Enjoy your day Everyone.
With Gratitude,
Brenda
Your Sister in Christ
Anna E. Rendell says
Good reminder, Brenda! Thanks for being here.
Janet W says
Beautifully written Anna. Thank you. I love the 4 seasons…and Fall is beautiful
My husband and I are in a season of waiting. A season we’re not really used to. Health and employment. We are blessed in our life, but this is different. God has pushed “the stop and wait button” I feel stuck “in the waiting” like I’m at a crosswalk waiting to cross into “my great plan” To put “my season into go”….

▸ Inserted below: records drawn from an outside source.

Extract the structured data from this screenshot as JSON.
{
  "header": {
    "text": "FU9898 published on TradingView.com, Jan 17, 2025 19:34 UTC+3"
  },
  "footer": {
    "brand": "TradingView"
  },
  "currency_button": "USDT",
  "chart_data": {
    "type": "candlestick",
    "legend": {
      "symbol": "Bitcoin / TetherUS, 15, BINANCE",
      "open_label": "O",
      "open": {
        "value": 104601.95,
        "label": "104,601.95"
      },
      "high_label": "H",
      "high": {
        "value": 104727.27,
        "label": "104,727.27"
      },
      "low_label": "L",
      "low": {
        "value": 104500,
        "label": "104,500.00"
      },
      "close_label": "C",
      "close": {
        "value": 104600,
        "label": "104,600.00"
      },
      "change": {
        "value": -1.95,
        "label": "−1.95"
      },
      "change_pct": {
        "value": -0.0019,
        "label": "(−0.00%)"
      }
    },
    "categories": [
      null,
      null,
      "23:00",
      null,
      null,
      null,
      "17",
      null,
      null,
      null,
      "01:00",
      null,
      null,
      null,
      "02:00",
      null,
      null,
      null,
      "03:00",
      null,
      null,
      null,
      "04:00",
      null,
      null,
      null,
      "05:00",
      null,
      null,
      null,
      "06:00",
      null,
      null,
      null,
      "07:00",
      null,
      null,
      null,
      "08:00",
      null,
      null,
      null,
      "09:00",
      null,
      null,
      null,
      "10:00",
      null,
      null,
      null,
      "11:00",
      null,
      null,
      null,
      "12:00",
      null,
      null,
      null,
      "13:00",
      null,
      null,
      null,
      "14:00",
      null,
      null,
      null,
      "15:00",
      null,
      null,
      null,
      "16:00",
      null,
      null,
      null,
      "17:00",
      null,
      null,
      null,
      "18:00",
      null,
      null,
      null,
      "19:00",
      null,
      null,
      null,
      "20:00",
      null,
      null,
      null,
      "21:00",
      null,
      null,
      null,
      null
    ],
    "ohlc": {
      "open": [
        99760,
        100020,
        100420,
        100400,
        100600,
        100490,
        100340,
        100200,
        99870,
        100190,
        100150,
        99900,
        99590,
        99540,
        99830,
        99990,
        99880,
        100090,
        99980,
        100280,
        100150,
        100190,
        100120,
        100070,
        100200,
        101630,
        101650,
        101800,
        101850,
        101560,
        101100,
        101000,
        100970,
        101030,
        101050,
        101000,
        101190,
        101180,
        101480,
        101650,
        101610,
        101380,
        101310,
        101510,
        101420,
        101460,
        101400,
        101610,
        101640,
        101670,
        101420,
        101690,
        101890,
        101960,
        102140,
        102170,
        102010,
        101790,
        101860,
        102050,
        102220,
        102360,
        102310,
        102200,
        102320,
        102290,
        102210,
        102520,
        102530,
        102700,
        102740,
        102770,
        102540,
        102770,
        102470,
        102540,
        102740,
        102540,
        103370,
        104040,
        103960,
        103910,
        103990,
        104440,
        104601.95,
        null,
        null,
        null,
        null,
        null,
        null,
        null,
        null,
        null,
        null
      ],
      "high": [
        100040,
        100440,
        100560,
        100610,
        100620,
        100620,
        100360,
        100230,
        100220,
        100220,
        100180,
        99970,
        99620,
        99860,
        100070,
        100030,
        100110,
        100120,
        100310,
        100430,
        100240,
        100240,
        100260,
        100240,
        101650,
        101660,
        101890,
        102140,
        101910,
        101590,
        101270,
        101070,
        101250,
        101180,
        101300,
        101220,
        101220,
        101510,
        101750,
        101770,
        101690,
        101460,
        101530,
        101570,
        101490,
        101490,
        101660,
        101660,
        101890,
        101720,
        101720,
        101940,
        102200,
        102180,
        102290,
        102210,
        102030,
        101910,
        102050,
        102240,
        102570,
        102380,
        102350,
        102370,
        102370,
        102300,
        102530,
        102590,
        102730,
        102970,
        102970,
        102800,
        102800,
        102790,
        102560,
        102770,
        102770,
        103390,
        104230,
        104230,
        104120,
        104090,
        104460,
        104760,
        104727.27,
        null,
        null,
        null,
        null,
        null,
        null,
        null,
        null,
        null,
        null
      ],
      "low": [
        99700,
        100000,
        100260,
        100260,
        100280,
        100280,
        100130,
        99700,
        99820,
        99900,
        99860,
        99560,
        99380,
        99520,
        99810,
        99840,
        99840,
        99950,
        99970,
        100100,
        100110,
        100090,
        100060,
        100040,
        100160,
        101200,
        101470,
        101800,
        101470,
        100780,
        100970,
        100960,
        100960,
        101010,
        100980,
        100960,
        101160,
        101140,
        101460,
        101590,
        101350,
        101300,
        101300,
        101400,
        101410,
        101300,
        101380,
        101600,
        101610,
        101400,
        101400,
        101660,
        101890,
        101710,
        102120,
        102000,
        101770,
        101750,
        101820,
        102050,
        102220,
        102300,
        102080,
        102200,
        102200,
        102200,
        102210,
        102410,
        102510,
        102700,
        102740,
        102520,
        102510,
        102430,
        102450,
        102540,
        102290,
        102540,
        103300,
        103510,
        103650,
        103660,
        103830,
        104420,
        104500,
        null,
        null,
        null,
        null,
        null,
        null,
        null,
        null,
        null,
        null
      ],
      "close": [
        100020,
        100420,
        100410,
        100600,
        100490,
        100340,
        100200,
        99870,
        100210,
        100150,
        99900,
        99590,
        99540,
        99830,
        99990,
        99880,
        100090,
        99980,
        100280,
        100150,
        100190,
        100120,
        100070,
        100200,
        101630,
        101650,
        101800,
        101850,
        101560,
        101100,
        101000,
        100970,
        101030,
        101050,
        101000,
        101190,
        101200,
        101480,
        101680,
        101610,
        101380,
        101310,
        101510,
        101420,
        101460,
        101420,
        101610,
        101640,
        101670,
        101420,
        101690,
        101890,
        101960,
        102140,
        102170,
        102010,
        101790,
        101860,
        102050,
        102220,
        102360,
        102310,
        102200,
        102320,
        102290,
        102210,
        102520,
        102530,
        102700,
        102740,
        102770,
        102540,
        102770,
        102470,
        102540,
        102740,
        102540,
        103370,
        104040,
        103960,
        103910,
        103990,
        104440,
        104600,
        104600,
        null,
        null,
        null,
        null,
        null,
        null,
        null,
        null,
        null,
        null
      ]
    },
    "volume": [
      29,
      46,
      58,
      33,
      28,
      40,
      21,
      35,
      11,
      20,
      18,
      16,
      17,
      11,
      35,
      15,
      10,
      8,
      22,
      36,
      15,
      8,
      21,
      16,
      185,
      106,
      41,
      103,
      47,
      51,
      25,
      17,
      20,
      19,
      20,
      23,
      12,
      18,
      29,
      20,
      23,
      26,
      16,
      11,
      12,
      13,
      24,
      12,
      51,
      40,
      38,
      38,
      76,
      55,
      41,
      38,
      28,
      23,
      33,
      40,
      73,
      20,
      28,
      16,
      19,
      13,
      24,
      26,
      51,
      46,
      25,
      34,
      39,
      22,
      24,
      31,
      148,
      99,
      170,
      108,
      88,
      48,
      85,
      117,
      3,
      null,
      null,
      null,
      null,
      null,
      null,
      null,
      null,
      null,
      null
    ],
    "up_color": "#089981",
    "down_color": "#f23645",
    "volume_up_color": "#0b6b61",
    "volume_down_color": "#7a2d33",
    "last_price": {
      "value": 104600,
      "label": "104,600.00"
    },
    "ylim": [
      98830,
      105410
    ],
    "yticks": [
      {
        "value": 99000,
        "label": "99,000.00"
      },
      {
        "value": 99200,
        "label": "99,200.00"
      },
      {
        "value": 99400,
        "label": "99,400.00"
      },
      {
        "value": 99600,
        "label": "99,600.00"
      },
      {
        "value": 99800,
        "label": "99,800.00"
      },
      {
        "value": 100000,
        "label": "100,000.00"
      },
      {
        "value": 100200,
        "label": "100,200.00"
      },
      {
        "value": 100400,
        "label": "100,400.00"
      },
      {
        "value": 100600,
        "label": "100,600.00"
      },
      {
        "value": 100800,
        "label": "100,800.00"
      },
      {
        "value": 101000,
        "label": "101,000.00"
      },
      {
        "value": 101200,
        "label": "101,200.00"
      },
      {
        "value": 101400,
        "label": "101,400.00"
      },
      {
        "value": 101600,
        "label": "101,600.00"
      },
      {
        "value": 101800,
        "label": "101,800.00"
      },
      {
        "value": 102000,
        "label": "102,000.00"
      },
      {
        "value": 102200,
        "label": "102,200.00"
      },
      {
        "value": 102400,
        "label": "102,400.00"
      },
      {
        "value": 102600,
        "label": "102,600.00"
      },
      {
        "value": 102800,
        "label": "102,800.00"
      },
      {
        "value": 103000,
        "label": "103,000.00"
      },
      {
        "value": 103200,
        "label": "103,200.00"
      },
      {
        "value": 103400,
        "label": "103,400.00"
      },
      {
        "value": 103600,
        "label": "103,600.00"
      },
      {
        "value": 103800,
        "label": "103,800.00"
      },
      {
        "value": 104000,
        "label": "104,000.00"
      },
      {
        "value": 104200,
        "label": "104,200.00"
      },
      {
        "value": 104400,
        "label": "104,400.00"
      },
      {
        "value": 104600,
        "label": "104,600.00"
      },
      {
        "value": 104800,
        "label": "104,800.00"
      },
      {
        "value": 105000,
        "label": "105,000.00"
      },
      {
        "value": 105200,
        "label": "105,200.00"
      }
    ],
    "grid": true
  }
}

God directs To be still. To trust Him. To stay put. To wait. To be at home 24/7!!!!! NOOOOOOOOOOOO
“….and yet it was actually the exact, perfect, just right time….”
If we were in a regular season, we’d be at work. I wouldn’t be able to help my husband drive to appts and mow the lawn. So we wait. Wait for His crosswalk to turn green. His plan for our season.
Monday Blessings \0/
Anna E. Rendell says
That’s such a perfect illustration, Janet – stop and wait. Isn’t that just it though?! Praying peace as you sit at that light, supporting each other in the waiting.
Dawn Ferguson-Little says
I love all seasons. Even when it’s very cold. I just wrap up extra well. With my vest under my winter blouse and long John’s on under my trousers to keep my legs that we bit warmer then my hat and scarf with my gloves. I all cosey then my coat as well. Especially the snow so lovely and so white. Even though it is so cold it so beautiful to look at. Plus walk in it with your winter boots on. I thank God for them all. That he woke me up to enjoy each season no matter what the weather doing. I dress up to with what the weather is doing. Say thank you Lord I can if need wrap up and get out in it. If a nice warm day wear my shorts and sandles for that kind of weather and put on sun cream to project me from getting burnt. Plus look at all the beautiful summer flowers that are out then. I also love autum that I walk through the leaves and look at all there beautiful colours. Here the rustling nose they make as walk through them. It so lovely. I am so blessed by God I can do all that and it makes my heart glad that I can. When there are people who can’t enjoy the difference seasons of the year that God gave us for what ever reason. So I am blessed. Thank you Anna for today’s reading love it. Love Dawn Ferguson-Little Enniskillen Co.Fermanagh. N.Ireland.
Anna E. Rendell says
I love the snowy weather too 🙂 Thanks for being here, Dawn!